Sabtu, 13 Februari 2010

masyarakat Badui (Kanekes) pengemban keluhuran budi pekerti

Secara geografis wilayah Badui (baca:Kanekes) terletak pada 6027’27”-6030’0”
Lintang Utara dan 10803’9” – 10604’55” Bujur Timur.
Mereka bermukim tepat di daerah hulu Sungai Ciujung pada sisi utara PegununganKendeng, pada areal Tanah Ulayat Hutan Lindung seluas 5.101,95 Ha di Desa Kanekes sekitar 46 Km ke arah selatan dari kota Rangkasbitung. Berada pada kawasan berbukit dan bergelombang dengan kemiringan tanah rata-rata mencapai 45%ketinggian 400 – 1200 m di atas permukaan laut dengan suhu rata-rata 200C– 220C.

lojor teu meunang dipotong pendek teu meunang disambung nu lain kudu lainkeun nu ulah kudu diulahkeun,artinya : panjang tak boleh dopotong pendek tak boleh disambung yang bukan harus ditiadakan yang jangan harus dilarang yang benar harus dibenarkan.Inilah motto keseharian hidup mereka dengan upaya tetap berpegang pada ketentuan adat Baduy ini mereka senantiasa eksis dekat bersama alam & menjaga tradisi leluhur mereka sepanjang masa.

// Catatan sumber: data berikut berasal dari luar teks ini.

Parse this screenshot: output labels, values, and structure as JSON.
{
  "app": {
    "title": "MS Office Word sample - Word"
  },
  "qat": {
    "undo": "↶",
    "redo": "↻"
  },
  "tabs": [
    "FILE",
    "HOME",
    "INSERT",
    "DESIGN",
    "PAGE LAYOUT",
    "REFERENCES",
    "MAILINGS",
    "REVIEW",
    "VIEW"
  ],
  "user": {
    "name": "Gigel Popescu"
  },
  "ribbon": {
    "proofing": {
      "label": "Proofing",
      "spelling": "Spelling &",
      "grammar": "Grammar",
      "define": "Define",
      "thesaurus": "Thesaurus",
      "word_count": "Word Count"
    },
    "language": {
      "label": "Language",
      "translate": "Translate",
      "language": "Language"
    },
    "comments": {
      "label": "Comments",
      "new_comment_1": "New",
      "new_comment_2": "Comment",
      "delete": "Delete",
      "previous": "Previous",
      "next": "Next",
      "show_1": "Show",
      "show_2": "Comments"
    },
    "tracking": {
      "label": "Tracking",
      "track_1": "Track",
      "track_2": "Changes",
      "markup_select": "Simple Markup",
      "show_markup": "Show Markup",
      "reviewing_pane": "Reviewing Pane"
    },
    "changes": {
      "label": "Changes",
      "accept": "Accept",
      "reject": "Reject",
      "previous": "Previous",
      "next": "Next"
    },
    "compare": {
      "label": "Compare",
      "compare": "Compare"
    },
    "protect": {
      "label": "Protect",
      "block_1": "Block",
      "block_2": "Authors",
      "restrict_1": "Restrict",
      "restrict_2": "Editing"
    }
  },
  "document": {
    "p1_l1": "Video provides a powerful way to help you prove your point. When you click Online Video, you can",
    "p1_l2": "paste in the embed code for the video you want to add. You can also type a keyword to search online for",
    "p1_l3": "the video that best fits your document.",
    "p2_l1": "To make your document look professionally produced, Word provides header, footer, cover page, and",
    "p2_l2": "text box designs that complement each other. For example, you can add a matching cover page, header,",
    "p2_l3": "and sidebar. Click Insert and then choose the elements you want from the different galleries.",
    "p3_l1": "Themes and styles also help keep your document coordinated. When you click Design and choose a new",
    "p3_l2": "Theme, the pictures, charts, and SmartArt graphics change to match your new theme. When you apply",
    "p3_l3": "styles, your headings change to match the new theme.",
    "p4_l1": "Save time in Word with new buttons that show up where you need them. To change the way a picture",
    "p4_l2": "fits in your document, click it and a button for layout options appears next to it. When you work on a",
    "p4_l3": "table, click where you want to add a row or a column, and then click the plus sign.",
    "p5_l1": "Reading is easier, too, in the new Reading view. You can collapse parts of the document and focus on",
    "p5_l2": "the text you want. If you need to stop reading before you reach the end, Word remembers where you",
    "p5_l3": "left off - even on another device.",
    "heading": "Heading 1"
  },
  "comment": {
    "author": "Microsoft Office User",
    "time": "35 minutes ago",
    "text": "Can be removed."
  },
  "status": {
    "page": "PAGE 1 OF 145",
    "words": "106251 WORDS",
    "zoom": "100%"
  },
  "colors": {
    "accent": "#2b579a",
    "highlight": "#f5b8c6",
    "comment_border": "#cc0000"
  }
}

Sebutan Baduy berawal dari C.A. Kruseman, seorang peneliti Belanda pada
tahun 1889 yang menganggap bahwa kata “Baduy” berasal dari kata Arab badawi,badawi atau badu, nama kelompok pengembara di Arab. Nama itu kemudian diberikan kepada suku yang unik tersebut.Sementara penduduk Desa Kanekes menyebur dirinya urang Kanekes (orang Kanekes) sesuai dengan nama wilayah, atau sebuatan yang mengacu kepada nama kampong seperti urang Cikeusik, urang Cikertawana, atau urang Cibeo. Sebutan Baduy sebenarnya sangat tidak disukai oleh orang Kanekes, bahkan dianggap sebagai nama ejekan karena menurut mereka orang Baduy adalah sekelompok masyarakat yang bermukim di tepian Sungai Cibaduy di wilayah Gunung (bukit) Badu. Daerah ini merupakan pintu masuk ke wilayah Kanekes dan penduduknya biasa berrpergian ke luar itu dan bergaul dengan penduduk di sekitarnya sehingga mereka sedikit sekali berpegangan pada tradisi Kanekes. Padahal masyarakat Kanekes merupakan mayoritas dan menjadi masyarakat inti di daerahnya.

Kanekes adalah pusat (pancer bumi), tempat terciptanya dunia yang pada awalnya sebesar biji lada. Kemudian perlahan-lahan membesar hingga menjadi planet bumi sekarang. Penciptaan ini dilakukan oleh Ambu Luhur yang tinggal di Negara Suci atau Buana Nyungcung. Setelah itu, ia menciptakan batara yang bertugas mengurus dunia ciptaannya, Nabi Adam adalah insan pertama yang lahir ke dunia dan membentk masyarakat Kanekes ini. Mula-mula insan bertempat tinggal di Cikeusik, kemudian Cikertawana dan akhirnya di Cibeo.Ketiga tempat pusat dunia itu sekarang dititipkan pada para puun, pemimpin tertinggi yang dianggap keturunan batara.
Wilayah daerah Baduy dalam yaitu Cikeusik, Cikertawana dan Cibeo terdapat
cerita lisan Moela Nagara Badoej. Menurut cerita itu daerah Baduy akan
turun Batara kesatu sampai ke Batara tujuh lalu Dalem lima sampai sekarang ini.
Ketika, Banten pun masih berupa daerah kosong tanpa penghuni. Di wilayah itu
terdapat dua orang sakti yang kesaktiannya diperoleh melalui bertapa. Mereka
adalah Raja Pajajaran dan saudaranya bernama Pucuk Umum.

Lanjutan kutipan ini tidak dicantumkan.